Выбрать главу

У меня в это время болели и сильно гноились глаза. Как бы в ответ на роившиеся в моей голове соображения, молнией промелькнула в ней и другая мысль: если это видение — не бред расстроенного воображения, а истинное явление, то пусть исцелится моя глазная боль без всяких медицинских средств. Тогда я уверую.

Наутро, когда я шел на службу, мне встретился по дороге фельдшер И. П., знавший о моей глазной болезни, и дал мне пузырек с лекарством, говоря:

— А я вам нес лекарство против глазной боли!

Лекарство я взял, поблагодарил фельдшера, но воспользоваться им не успел по встретившимся мне спешным служебным делам, которые требовали усиленного занятия. Вечером, собираясь из дому к товарищу по службе, чтобы с ним идти к его невесте, у которой я был сватом, я, подвязывая манишку, взглянул в зеркало и увидел, что глаза мои как будто никогда и не болели.

XXX.

С этого времени моя внутренняя жизнь стала еще суровее: ночные мои молитвы я старался усилить, но вериги продолжать носить уже не мог — на теле сделались язвы, которые мне не давали возможности продолжать этот подвиг. На службе и с товарищами я по внешности не изменял своих отношений, но в своем домашнем, келейном, так сказать, быту я усердно стал стремиться подражать монашескому подвигу: по ночам вставал на молитву и, случалось, простаивал на ней до самой ранней обедни, к которой ходил неопустительно каждый день. Кощунственные мысли меня оставили, но зато началось другое.

Однажды, в полночь, стоя на молитве, я увидал сбоку себя темную тень и ясно услышал страшный, зловещий голос:

— Если ты не перестанешь подвизаться, я много наделаю тебе неприятностей...

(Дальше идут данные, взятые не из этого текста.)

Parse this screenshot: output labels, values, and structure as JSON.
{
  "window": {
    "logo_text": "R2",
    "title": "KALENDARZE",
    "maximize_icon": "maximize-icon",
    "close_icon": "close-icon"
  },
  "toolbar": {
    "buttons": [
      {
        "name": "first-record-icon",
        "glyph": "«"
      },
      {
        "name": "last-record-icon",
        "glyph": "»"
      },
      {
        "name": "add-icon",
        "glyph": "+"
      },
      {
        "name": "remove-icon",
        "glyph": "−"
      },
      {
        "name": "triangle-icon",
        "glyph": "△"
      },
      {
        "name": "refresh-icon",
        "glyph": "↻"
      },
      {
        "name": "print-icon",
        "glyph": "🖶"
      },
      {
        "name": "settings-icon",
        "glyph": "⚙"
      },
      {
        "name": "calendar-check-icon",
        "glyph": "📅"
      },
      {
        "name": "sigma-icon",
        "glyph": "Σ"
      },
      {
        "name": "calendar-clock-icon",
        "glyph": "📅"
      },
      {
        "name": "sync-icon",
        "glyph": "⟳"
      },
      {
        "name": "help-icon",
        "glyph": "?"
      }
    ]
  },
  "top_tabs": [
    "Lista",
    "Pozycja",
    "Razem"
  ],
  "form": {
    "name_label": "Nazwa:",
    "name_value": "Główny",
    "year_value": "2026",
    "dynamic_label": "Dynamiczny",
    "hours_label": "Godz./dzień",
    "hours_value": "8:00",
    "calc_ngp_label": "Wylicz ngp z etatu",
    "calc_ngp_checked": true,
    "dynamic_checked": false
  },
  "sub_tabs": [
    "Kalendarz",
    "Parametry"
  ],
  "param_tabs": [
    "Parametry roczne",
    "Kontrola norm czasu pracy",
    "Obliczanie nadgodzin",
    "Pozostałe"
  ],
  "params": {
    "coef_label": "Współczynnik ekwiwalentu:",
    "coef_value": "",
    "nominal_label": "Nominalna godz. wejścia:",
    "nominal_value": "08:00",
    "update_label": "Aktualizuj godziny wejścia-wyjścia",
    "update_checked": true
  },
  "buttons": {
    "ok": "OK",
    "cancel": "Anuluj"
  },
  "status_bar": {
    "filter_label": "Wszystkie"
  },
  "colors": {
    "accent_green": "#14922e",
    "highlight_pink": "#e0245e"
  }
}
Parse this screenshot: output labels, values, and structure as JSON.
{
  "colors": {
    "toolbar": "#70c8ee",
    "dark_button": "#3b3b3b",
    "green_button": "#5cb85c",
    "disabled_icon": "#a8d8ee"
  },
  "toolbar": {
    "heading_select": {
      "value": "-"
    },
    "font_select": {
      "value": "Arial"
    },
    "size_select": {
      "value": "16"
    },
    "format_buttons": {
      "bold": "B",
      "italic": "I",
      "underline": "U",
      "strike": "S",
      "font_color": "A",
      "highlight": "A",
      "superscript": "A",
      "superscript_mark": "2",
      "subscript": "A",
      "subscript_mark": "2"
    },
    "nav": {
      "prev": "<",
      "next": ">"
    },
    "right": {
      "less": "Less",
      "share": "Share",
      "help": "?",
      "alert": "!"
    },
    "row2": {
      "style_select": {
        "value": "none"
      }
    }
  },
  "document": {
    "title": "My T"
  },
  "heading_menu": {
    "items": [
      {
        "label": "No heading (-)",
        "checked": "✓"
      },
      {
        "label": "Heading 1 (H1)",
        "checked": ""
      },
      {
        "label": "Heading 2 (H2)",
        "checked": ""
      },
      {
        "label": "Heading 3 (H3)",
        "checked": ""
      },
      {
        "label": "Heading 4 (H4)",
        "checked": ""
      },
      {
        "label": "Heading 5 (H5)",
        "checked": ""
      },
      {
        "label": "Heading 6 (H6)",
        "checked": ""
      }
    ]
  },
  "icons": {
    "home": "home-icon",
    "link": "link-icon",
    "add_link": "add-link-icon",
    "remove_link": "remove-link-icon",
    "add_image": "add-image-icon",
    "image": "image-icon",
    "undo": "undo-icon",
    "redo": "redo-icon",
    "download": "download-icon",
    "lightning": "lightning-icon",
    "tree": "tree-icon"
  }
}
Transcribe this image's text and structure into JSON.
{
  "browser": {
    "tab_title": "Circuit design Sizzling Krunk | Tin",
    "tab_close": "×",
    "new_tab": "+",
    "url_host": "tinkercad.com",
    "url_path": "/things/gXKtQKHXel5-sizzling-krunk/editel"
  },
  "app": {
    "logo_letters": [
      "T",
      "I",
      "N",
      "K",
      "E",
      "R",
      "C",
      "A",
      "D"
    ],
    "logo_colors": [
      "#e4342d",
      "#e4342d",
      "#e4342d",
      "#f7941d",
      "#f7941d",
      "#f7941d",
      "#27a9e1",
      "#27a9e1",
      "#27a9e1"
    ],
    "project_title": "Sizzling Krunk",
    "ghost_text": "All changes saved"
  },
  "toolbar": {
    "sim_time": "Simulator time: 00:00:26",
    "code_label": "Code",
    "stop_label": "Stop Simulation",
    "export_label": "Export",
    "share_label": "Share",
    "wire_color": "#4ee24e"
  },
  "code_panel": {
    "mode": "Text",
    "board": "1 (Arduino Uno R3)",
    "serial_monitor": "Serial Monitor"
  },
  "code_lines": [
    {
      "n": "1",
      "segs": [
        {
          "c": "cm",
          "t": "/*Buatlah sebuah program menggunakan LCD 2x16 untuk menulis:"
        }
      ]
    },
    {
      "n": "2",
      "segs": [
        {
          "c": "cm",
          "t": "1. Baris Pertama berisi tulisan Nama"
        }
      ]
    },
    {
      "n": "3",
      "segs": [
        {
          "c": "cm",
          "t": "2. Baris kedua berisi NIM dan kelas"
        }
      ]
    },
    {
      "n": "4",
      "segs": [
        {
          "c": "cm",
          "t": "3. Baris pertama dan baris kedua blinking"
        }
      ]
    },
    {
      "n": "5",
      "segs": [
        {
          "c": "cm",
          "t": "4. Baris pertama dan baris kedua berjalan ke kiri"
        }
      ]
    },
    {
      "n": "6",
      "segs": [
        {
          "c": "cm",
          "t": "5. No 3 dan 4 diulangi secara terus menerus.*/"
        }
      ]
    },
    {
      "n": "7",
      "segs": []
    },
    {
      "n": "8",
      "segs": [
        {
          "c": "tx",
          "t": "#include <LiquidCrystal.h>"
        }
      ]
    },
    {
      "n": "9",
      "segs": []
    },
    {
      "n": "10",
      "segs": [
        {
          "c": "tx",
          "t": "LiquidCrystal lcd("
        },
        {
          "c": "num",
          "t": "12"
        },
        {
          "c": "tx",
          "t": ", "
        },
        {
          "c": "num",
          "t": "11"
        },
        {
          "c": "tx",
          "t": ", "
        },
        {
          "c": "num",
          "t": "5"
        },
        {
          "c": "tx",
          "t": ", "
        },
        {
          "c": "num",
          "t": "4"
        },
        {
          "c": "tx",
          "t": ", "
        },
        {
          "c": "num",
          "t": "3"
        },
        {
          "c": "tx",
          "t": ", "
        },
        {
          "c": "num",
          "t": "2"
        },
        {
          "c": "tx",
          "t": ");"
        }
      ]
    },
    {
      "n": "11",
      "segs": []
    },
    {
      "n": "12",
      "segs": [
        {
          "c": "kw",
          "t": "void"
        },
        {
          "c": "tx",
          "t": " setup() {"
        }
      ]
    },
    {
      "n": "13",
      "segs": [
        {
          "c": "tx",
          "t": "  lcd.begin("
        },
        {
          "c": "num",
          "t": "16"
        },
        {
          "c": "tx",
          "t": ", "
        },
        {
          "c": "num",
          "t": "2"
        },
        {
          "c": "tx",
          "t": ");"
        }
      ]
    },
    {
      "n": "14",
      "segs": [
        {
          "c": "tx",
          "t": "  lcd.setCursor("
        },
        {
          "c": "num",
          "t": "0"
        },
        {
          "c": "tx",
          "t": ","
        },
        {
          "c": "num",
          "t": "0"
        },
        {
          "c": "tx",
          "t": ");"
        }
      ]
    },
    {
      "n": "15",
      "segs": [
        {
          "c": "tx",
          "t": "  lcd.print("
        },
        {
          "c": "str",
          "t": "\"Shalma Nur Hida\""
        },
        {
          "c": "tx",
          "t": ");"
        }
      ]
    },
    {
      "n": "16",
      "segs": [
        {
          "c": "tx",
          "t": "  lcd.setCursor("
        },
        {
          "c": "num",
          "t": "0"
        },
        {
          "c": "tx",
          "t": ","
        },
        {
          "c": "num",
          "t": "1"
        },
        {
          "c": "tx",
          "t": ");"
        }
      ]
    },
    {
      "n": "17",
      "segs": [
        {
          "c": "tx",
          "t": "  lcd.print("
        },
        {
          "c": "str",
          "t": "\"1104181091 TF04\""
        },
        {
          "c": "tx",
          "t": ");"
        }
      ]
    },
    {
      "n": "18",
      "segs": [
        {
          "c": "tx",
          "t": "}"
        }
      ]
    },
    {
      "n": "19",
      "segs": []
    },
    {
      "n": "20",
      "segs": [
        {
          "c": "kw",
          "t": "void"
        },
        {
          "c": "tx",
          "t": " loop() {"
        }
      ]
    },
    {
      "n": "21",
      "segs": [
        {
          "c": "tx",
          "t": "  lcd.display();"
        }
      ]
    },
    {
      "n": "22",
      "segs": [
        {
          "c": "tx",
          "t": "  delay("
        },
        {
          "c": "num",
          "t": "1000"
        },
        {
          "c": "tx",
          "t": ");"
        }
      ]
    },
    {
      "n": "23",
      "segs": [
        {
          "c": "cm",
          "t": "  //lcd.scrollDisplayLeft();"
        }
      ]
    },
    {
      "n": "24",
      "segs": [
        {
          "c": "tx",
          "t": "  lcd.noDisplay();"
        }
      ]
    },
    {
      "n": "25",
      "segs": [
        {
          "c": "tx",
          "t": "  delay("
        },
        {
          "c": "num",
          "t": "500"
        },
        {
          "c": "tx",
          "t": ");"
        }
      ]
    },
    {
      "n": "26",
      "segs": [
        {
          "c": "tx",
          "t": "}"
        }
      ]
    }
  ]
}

Жутко мне стало, но я прочитал молитву Иисусову и опять продолжал молиться. Тень исчезла... Через несколько времени со мной произошло такое страшное приключение: дело было вечером; по обязанностям своей службы, уходя из подвала, где в чанах стоял спирт, я тщательно осмотрел чаны, что делал ежедневно по окончании дневной работы, и всё нашел в полной исправности. Утром следующего дня я вместе с бондарем вошел в подвал и, к великому своему ужасу, увидал, что весь пол подвала залит спиртом. Оказалось, что за ночь вытек самый большой чан, в котором было более 200 ведер. На полу — море вина, а чан пустой. Я перепугался до полусмерти. «Боже мой! — воскликнул я, — спаси меня!...» Надо было как-нибудь скрыть происшествие от управляющего и поторопиться собрать сколько возможно спирту, пока еще на дворе и в конторе спали. Насосом и ливерами мы с бондарем выкачали обратно в чан это разливанное море, пол усыпали песком, и казалось, что и следов несчастия не осталось. Но на деле, когда я стал проверять утечку, спирту много не достало до нормы. Пришлось заявить управляющему. Я получил жестокий нагоняй, особенно когда стал просить увольнения. Тем не менее я настоял на увольнении, опасаясь в будущем неприятностей еще горших. Но вот что показалось всем странным и загадочным: когда я сдавал подвал своему преемнику, то весь подвальный спирт оказался налицо. Удивился управляющий, удивились рабочие... Я не особенно удивился, зная, чье это было приражение, и только мог вздохнуть благодарной молитвой к Богу и Пречистой...

Наш управляющий, Иван Андреевич Дивеев, очень меня уговаривал не покидать службы. Хотя он и погорячился было со мной, но, как человек очень добрый и меня любивший, тут же и раскаялся в своей горячности. Но меня уговорить было совершенно невозможно: я был уверен, что настало время для меня удалиться в монастырь. Нападение на меня вражье в міру я приписал медлительности моей в исполнении данного уже давно обета, а чудесное обретение спирта я приписал моей решимости разделаться с міром. Уверенность эта так во мне была крепка, что я убедил Дивеева в необходимости для меня покинуть службу, чтобы в дальнейшем и для себя и для него не навлечь еще больших неприятностей, тем более что страшное видение повторилось вновь и угрожало мне новыми ужасами. Религиозно настроенный Дивеев вынужден был со мною согласиться, когда я ему открыл свои видения, и дал мне увольнение.

Но независимо от вражьего на меня нападения, которое, казалось мне тогда, было попущено мне за мое нерадение к исполнению моих обетов, я считал себя, до некоторой степени, и в нравственном праве перед родителем и семьей оставить о них дальнейшее попечение: на руках у родителя оставались только две сестры — вдова Екатерина, уже сама стремившаяся в монастырь, и малолетняя Поленька, которая не могла очень обременить отца, тем более что, еще когда я был на службе в Усмани, я ему отдал все свои сбережения, а он обещал мне, когда я того пожелаю, дать увольнительное свидетельство на поступление в монастырь.